En conclusion, pouvez-vous dire ce que la démarche HOT Lo-To-To, basée sur l’EN 17975, améliore ?

Prenons l’exemple d’une démarche conduite chez un acteur agro-alimentaire :

Le secteur agro-alimentaire est compliqué car il nécessite beaucoup de maintenance, avec des délais très courts à cause du traitement des denrées périssables. Les marges sont faibles et les cadences élevées, avec des taux d’engagement d’installation très forts. Les équipes de maintenance interviennent sur des énergies très diverses, pas seulement électriques, mais aussi liées à la mécanique, aux fluides, à la température, à la pression, aux risques chimiques (décontamination par ex), etc.

De nouvelles installations cohabitent avec des anciennes, non conçues pour travailler en sécurité pour la maintenance. Le fort taux d’accidentalité a amené cet acteur à mettre en œuvre la démarche APAVE HOT Lo-To-To dans le cadre d’une politique Santé-Sécurité et de sécurisation de maintenance, tout en prenant en compte l’impact sur la performance.

L’impact a été mesuré factuellement (indicateurs TRS et Risque résiduel) et a démontré que la démarche a permis d’allier les deux composantes risques et performance. La mise en place de fiches repères, d’un repérage des vannes, associé au travail sur les opérations récurrentes ayant des modes opératoires standards, a accéléré la mise en sécurité et a permis de fiabiliser les interventions et l’analyse de risques.

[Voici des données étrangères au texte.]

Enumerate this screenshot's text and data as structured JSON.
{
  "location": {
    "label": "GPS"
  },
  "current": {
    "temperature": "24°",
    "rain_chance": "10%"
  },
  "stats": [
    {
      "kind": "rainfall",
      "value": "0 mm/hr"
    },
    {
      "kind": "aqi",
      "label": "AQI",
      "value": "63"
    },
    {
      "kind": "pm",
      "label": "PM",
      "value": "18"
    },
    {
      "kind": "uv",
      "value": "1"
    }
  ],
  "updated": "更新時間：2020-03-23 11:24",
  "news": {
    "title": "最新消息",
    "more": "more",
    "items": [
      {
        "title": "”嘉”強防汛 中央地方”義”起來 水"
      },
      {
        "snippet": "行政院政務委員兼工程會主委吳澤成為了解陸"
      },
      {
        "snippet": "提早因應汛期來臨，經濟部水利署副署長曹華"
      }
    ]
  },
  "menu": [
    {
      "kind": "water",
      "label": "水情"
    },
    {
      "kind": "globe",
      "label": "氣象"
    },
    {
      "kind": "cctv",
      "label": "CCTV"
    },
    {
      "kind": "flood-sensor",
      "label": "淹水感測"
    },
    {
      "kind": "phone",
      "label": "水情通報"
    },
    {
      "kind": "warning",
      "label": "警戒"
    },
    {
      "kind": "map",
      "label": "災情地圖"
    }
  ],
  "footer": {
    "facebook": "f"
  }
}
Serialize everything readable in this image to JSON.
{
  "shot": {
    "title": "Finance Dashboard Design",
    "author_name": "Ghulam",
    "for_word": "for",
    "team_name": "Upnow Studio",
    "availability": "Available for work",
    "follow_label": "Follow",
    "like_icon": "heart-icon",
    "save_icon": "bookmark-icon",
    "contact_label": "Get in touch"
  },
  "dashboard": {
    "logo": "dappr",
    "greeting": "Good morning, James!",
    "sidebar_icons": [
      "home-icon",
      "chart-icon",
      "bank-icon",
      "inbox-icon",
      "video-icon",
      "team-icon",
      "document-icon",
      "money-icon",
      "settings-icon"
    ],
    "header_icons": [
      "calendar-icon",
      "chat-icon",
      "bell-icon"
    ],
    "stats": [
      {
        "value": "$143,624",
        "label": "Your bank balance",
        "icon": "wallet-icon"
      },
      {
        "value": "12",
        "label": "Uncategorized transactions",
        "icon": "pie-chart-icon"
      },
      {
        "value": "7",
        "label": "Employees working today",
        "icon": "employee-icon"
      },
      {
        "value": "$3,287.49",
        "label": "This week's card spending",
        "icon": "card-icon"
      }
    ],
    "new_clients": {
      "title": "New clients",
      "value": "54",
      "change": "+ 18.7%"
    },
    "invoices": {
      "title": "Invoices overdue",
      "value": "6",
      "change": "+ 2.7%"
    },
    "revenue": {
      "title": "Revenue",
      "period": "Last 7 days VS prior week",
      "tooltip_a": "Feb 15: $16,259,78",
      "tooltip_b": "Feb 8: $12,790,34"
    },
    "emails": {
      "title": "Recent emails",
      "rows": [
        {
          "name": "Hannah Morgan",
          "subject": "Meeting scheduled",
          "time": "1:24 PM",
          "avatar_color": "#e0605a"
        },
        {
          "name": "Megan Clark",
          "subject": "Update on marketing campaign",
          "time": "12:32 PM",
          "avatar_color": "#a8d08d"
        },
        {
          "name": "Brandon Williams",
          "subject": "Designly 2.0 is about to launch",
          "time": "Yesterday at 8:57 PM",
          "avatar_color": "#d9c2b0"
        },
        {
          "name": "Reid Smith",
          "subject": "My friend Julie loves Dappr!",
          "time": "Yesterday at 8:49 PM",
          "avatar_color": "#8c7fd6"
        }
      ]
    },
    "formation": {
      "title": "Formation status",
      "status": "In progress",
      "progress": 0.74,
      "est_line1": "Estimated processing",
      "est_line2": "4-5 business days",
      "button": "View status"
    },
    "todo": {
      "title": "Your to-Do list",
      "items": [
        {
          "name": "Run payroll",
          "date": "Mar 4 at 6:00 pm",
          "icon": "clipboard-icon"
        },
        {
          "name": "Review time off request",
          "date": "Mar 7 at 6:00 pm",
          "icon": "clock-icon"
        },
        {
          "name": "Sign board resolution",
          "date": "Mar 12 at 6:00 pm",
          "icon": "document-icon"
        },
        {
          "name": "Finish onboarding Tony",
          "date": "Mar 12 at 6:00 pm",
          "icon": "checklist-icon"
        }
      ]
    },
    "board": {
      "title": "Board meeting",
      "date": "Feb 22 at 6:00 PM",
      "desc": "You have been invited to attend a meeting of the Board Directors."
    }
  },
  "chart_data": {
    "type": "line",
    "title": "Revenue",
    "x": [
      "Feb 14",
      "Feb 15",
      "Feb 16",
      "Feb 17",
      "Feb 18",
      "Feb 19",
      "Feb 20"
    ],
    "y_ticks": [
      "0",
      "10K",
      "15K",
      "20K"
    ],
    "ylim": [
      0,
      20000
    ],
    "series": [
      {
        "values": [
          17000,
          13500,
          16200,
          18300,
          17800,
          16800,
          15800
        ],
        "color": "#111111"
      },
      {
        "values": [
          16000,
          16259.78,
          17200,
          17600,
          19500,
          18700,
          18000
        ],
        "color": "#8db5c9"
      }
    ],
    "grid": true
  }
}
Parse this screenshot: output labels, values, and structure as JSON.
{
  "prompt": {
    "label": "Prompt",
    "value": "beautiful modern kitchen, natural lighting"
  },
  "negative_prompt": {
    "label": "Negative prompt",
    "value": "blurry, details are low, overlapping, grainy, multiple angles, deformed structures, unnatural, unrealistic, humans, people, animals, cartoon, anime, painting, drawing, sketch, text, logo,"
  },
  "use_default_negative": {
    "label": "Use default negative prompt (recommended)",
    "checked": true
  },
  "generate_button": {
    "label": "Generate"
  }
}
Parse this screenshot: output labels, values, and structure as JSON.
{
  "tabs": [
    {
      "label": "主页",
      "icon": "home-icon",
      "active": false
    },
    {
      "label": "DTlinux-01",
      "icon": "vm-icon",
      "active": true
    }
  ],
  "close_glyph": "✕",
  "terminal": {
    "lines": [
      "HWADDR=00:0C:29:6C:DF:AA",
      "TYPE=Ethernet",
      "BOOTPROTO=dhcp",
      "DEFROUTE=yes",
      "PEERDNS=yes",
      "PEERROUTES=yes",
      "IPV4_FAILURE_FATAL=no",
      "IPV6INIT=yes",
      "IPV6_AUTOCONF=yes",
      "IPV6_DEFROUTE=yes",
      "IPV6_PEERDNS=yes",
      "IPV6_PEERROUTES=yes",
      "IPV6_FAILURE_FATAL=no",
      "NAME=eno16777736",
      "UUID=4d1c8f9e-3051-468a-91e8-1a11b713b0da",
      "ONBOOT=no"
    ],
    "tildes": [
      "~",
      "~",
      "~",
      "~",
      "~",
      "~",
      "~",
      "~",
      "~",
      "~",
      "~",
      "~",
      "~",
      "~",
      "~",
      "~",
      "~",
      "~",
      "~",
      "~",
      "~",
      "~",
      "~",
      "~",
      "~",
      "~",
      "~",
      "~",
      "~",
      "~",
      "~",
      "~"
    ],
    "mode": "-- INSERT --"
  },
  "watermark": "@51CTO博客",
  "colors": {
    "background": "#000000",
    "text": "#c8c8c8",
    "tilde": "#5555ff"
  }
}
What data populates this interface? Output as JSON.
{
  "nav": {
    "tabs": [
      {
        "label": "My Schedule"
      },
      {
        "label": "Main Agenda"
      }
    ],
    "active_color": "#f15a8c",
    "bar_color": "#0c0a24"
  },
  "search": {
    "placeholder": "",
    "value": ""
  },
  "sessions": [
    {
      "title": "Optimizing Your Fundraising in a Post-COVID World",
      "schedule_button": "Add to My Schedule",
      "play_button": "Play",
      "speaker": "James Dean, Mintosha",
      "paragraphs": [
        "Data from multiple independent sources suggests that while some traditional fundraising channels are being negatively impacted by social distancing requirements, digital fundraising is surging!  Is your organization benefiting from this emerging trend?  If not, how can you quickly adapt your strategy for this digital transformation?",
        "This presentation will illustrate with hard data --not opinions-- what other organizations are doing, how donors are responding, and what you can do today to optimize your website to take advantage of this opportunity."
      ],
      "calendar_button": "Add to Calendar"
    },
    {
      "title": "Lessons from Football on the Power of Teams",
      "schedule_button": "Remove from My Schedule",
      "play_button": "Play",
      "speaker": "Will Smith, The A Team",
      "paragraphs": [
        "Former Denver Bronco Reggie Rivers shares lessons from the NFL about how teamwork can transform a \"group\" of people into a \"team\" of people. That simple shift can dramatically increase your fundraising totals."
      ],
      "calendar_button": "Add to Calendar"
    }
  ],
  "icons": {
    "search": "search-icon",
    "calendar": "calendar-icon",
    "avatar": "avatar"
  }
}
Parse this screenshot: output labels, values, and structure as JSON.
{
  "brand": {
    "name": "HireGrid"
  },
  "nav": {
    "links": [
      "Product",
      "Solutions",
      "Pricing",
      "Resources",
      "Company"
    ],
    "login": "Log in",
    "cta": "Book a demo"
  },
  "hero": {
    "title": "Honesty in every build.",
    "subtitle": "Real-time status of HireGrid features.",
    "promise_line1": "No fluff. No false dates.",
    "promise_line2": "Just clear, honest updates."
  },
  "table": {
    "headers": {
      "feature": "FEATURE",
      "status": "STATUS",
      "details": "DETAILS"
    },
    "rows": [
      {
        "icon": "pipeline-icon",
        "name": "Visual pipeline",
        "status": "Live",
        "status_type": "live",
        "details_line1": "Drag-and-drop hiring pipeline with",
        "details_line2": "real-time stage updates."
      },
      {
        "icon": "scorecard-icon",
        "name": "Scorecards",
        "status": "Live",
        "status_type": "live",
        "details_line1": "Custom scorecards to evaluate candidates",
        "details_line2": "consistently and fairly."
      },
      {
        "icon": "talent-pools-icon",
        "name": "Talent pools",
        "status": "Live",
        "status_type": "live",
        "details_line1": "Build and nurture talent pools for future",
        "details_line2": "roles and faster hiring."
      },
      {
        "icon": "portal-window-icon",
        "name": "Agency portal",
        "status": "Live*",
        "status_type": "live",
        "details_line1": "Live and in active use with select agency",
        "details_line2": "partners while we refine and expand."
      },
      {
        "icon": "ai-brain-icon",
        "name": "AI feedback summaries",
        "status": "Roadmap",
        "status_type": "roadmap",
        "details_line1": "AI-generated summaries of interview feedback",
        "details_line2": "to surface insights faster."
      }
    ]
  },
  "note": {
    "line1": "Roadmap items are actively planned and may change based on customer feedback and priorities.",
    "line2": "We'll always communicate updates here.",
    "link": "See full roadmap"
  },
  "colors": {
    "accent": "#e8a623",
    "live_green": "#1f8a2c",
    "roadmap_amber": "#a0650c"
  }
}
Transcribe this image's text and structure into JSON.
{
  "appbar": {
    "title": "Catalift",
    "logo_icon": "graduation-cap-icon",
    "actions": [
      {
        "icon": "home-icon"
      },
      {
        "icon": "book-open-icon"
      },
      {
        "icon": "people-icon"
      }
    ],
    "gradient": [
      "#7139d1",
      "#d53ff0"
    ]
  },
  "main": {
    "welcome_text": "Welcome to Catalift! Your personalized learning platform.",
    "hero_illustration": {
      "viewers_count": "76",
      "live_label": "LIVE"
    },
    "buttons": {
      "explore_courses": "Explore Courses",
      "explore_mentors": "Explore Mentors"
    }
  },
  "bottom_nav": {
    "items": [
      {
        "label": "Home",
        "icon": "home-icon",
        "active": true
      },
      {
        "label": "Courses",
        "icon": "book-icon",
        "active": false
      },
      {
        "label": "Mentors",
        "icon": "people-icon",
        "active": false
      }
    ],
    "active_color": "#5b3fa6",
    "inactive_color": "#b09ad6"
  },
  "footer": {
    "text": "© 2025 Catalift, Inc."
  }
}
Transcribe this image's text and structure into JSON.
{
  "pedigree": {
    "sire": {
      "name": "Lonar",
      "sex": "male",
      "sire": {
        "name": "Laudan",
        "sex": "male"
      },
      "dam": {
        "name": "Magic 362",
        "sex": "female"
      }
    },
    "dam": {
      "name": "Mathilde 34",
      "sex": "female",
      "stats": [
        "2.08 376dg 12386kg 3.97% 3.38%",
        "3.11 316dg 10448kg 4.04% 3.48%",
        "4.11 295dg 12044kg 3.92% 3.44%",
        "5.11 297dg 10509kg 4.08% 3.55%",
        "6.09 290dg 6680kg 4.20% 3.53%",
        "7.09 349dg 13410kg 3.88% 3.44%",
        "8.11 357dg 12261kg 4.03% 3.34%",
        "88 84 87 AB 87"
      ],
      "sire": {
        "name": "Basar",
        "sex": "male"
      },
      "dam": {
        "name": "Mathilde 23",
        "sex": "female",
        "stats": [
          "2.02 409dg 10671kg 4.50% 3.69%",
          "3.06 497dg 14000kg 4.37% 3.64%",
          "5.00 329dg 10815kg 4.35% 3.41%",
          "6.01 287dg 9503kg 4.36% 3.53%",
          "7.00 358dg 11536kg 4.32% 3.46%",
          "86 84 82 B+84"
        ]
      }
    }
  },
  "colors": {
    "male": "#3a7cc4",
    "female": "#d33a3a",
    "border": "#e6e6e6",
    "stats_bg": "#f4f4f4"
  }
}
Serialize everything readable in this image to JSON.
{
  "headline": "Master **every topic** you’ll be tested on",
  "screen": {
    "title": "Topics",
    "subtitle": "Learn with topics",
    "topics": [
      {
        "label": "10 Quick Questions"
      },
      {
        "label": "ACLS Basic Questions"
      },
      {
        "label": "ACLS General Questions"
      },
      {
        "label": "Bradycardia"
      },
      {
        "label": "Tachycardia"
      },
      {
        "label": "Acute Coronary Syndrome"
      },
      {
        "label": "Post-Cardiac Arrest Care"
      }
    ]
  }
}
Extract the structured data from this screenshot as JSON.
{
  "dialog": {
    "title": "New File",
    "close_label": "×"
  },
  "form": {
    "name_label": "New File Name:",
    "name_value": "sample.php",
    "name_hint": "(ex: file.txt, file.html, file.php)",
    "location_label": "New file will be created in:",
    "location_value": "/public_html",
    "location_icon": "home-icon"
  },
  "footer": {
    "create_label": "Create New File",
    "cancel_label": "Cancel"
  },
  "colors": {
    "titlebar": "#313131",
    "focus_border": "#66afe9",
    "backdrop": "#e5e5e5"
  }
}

La démarche est toutefois fragile, la direction de l’entreprise doit être constante dans sa priorisation de la sécurité.

   En résumé

L’analyse des risques est un préalable à la sécurisation des actions de maintenance. Plus que le poste, c’est l’activité dans sa globalité qu’il faut analyser tout en impliquant la direction. La norme EN17975 et la démarche HOT Lo-To-To APAVE proposent des process opérationnels permettant de concilier actions de maintenance et performance de l’entreprise. Montrer les coûts de mise en œuvre permet de dégager des moyens pour progresser et de gagner sur tous les plans, et de traiter le facteur humain par une gestion du changement efficace, en mode projet. Un effet collatéral de cette mise en œuvre : la détection de signaux faibles de dérives dans les process de l’entreprise.